His name is Bradley, and he isn’t like anyone I’ve ever met
or known. I was very familiar with relationships and how they worked; meanwhile
he was new to the whole experience. I was his first kiss. He said when our lips
touched; he felt a wave of heat rushing through his body, head to toe. He knew
this moment was worth the wait, and I knew this had to mean something
more. From that point on, we became best friends. Sharing new
experiences and making new memories together.
We went on movie dates, spent hundreds in restaurants,
decided to be adventurous and spent time at sky zone and had the grandest time.
We got these neon orange special socks for sky zone, with little white suction
cups at the bottom for grip. We had the most fun, like always. It felt like
life was finally changing, for both of us.

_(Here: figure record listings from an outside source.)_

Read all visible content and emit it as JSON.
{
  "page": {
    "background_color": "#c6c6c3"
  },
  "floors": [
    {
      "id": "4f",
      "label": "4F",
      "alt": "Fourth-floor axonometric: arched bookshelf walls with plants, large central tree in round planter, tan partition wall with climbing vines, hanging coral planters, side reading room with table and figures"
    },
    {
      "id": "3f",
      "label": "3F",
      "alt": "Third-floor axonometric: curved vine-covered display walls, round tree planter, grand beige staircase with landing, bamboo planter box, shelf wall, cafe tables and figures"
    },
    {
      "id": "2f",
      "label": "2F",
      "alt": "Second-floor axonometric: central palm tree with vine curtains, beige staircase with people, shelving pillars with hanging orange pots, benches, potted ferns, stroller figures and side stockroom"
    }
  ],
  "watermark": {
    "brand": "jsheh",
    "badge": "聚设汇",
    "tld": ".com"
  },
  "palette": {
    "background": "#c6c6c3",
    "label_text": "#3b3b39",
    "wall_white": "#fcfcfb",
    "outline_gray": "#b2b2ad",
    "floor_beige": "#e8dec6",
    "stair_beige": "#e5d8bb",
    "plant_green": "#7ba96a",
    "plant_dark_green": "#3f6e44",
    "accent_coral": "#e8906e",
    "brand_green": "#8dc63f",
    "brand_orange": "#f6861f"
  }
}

One day the greatest thing happened, and it melted my heart
and gave me butterflies that I couldn’t even handle. We started getting closer
and more affectionate. We we’re driving back from another dinner date and we
parked and were just sitting and talking in a parking lot, being cute as
always, and the serious look on his face made me think of what he was about to
say. Obviously I thought the worst, was he going to break up with me? I hate
being a girl having these thoughts. I thought he liked me. Then he turned to
me, smiled and said “I love you Cindy Moar.” My eyes went wide; I smiled like a
little girl and blushed so much. I finally found my words and said “I love you
too Bradley.” We started to talk after that.
“Cindy I mean it, you are the best thing that has ever
happened to me, and I am over joyed to have you in my life.”

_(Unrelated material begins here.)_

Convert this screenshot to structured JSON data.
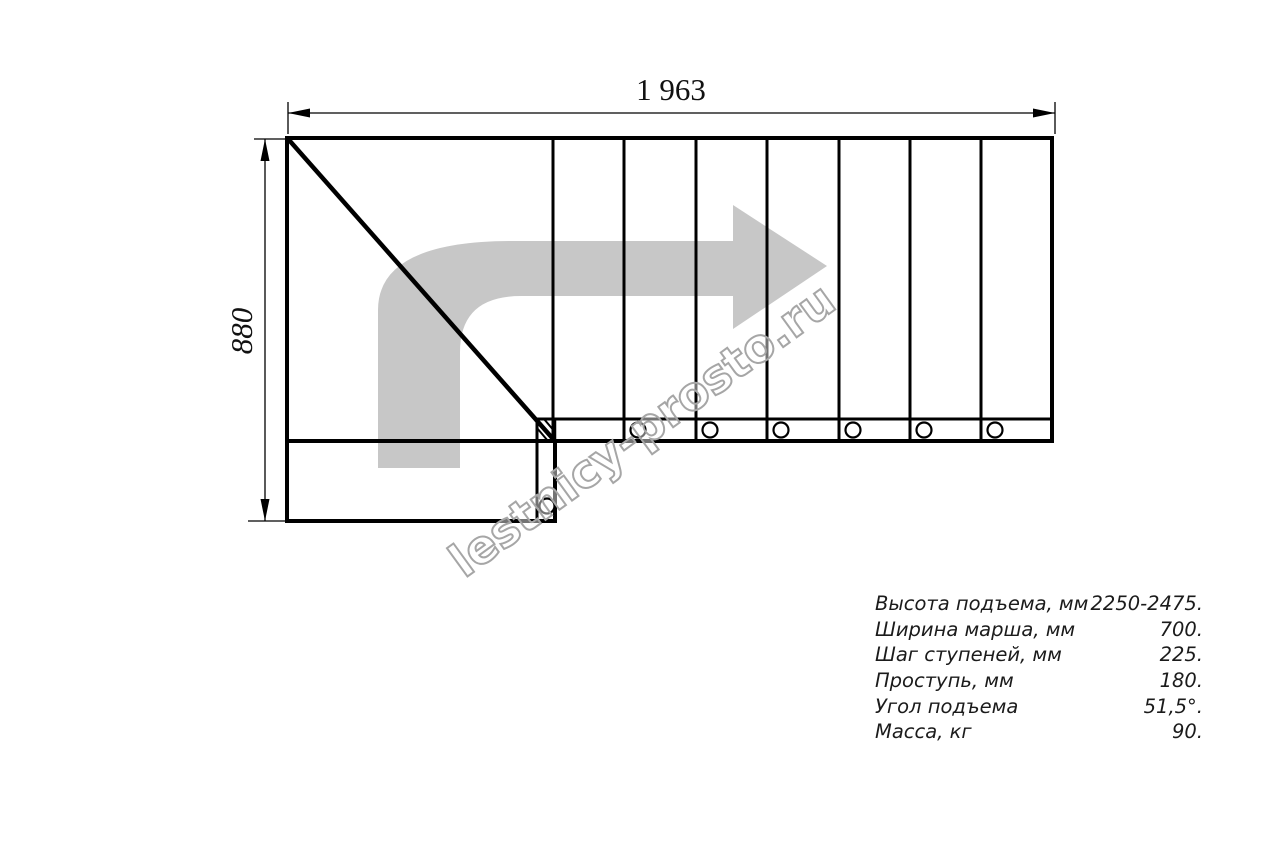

My voice was soft and high-pitched from how I was feeling.
So many butterflies, “you really mean that? Because I really do care about you
to Brad, you are amazing in every single way and I enjoy all the time we have
spent together and I am ready for more days to come.” We were both
ear to ear grinning at this point.
He says,” I am so happy you say that Cindy, I feel the same
way and I love you so much.”
“I love you, Brad.”
After a couple months we are still stronger than ever to
this day. We have the greatest time together, always. We have our arguments,
but that’s totally normal. We are always laughing and smiling and being cuter
than ever. We make each other happy and keep each other sane. We help one
another with whatever we need, and never fail to lift each other’s spirits. He
makes me the happiest, and I do the same to him.